Being shortlisted for the 2004 Man Booker prize has not only put her in line for a £50,000 cheque but could generate thousands of extra sales and a high-profile international reputation - just getting on to the shortlist sold the rights to her first two books in the United States.

But around 14 years ago, she was getting her first taste of professional writing far from the bright lights of literary stardom - as a 16-year-old on work experience at The Westmorland Gazette.

"It was probably my first exposure to a serious job you could do with English.
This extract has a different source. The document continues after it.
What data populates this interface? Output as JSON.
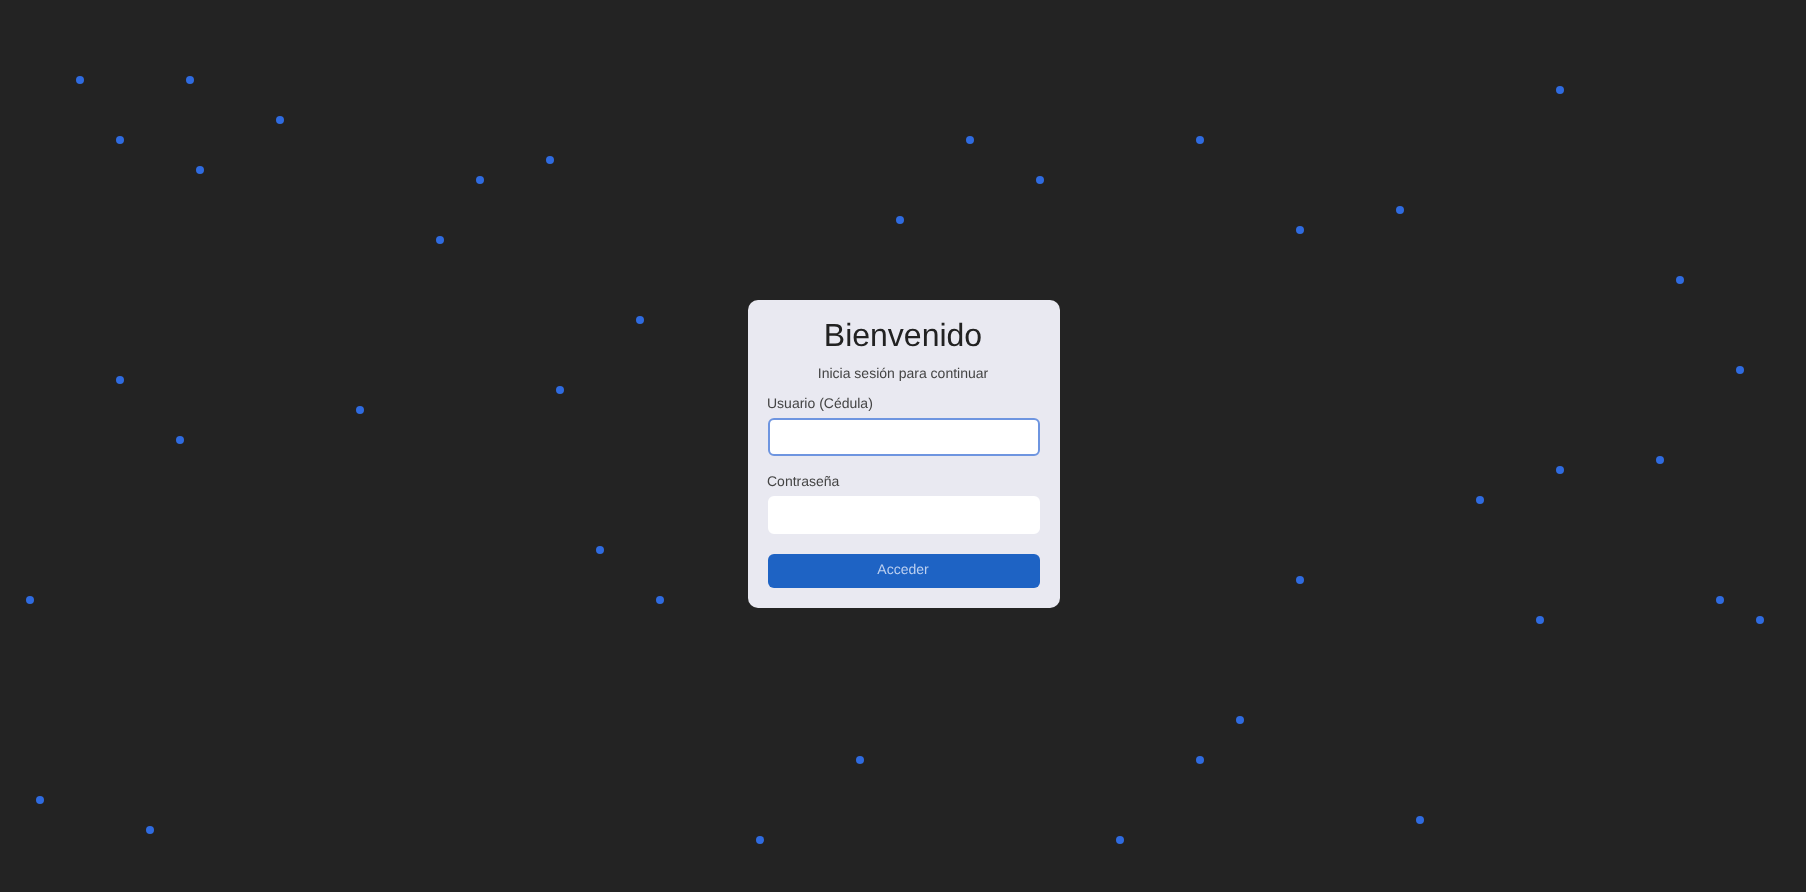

In terms of using language it was the first professional experience I had really," she said.

Miss Hall is in the process of moving into an old miner's cottage near Ullswater to work on her third book. The cottage is owned by The Wordsworth Trust, whom she joined this week as writer-in-residence.

Cumbria has drawn her back after living in Wales, Ireland, Scotland, the US and London.

She said: "Cumbria is the place that I would like to have lay claim to me, to say we have produced her'."

However, the ancient county of Westmorland has a place in her heart that comes out in her art, whether it is writing or another medium.

"I like to make things with salvaged materials," she said.

"The last thing I made was a black shadow box with a map of Westmorland, distressed to look old with tea and coffee grounds, and put in with some crockery and glass from the Dun Bull pub, in Mardale."

Her first novel, Haweswater, was set in that village before it was drowned by waters of the reservoir.

Her second novel is the story of Morecambe boy Cyril Parks, born in 1907, who goes on to become a famous tattooist in New York.

The young author reveals she has one beermat-sized tattoo on her back, which she designed herself, but refuses to show me for fear of being ejected from the caf.

"Tattooing is a really symbolic craft," she said. "It's about marking a particular chapter in your life, recording your history. And I think it's about understanding that you are not permanent even though your tattoo is."

Just as the conversation begins to get deep, her mobile phone rings - it is a text message from a Morecambe tattooist she befriended during research for the book.

She tells me it says he put £20 on her at the bookies at ten-to-one to win the Booker prize- so she had better win.

"Threatened by a tattoo artist," she chuckles, but it seems appropriate.

The Man Booker prize 2004 will be announced next Tuesday, October 19.